Ma il consumatore che risponde e conclude in questo modo un contratto è tutelato da eventuali abusi ?
Un recente provvedimento del Garante per la protezione dei dati personali ha sancito che anche la voce è un dato personale e come tale rientra nella tutela accordata dalla vigente normativa in materia.
Il provvedimento è dell'8 luglio 2009 e trae orgine dal ricorso di un consumatore che contestava l'attivazione di un servizio da parte di un operatore telefonico mediante il cosiddetto "verbal ordering" cioè la chiamata telefonica durante la quale si aderisce ad una proposta commerciale.
Il consumatore negava di aver concluso il contratto e pertanto aveva richiesto una copia della registrazione del colloquio con il quale sarebbe stato fornito l'assenso verbale all'acquisto del servizio proposto dall'operatore telefonico.
L'operatore si era limitato a mettere a disposizione la trascrizione scritta del contenuto del colloquio ma non la registrazione.

Il Garante ha stabilito viceversa che la registrazione di un colloquio telefonico che comporta l'attivazione di un nuovo servizio commerciale deve essere fornita all'interessato dietro sua richiesta.
Con il provvedimento del Garante è stato precisato che anche suoni e immagini rientrano nei dati personali oggetto di tutela.
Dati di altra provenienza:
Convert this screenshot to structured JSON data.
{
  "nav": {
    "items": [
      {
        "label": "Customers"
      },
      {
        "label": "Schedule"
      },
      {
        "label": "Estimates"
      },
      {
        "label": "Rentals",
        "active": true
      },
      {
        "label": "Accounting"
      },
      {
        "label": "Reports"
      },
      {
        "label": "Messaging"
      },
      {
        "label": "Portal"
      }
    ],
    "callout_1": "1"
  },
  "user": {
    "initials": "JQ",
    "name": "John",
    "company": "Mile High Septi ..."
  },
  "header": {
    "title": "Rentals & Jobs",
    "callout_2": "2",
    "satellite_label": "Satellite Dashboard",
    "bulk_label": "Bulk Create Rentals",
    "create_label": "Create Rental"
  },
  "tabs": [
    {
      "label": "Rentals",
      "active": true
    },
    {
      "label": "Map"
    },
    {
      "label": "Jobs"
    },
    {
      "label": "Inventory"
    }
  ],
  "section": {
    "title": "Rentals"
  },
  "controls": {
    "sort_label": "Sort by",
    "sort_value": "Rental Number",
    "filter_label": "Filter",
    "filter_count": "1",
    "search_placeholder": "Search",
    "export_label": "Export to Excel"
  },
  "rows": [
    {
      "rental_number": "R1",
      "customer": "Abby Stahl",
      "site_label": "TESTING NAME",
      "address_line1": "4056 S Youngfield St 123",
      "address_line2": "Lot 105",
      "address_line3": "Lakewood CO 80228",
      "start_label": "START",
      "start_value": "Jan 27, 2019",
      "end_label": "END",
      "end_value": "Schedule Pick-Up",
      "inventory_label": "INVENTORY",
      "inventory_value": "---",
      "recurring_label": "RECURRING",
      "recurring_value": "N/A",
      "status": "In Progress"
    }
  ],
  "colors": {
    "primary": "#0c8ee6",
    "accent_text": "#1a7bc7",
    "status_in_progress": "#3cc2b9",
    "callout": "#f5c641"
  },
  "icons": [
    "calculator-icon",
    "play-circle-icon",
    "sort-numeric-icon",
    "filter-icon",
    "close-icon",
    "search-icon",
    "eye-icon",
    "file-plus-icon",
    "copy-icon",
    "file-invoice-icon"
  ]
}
L'art. 4 comma 1 lett.B del Codice della privacy, D. Lgs. 196/2003, costituisce "dato personale" una "qualunque informazione" relativa a persona fisica, giuridica, ente o associazione che siano identificati o identificabili, anche indirettamente, mediante riferimento a qualsiasi altra informazione e "dal punto di vista del formato dell'informazione o del supporto usato, il concetto di dato personale comprende le informazioni disponibili in qualsiasi forma, alfabetica, numerica,grafica, fotografica o acustica", dunque anche i suoni costituiscono dati personali rispetto ai quali gli interessati possono far valere i diritti di cui all'art. 7 del Codice.

Il consumatore ha diritto di accesso ai dati personali contenuti nel "verbal ordering" ovvero al dato vocale mediante la relativa registrazione, l'Autorità ha quindi ordinato all'operatore telefonico di consegnare al ricorrente il supporto magnetico contenente il colloquio telefonico.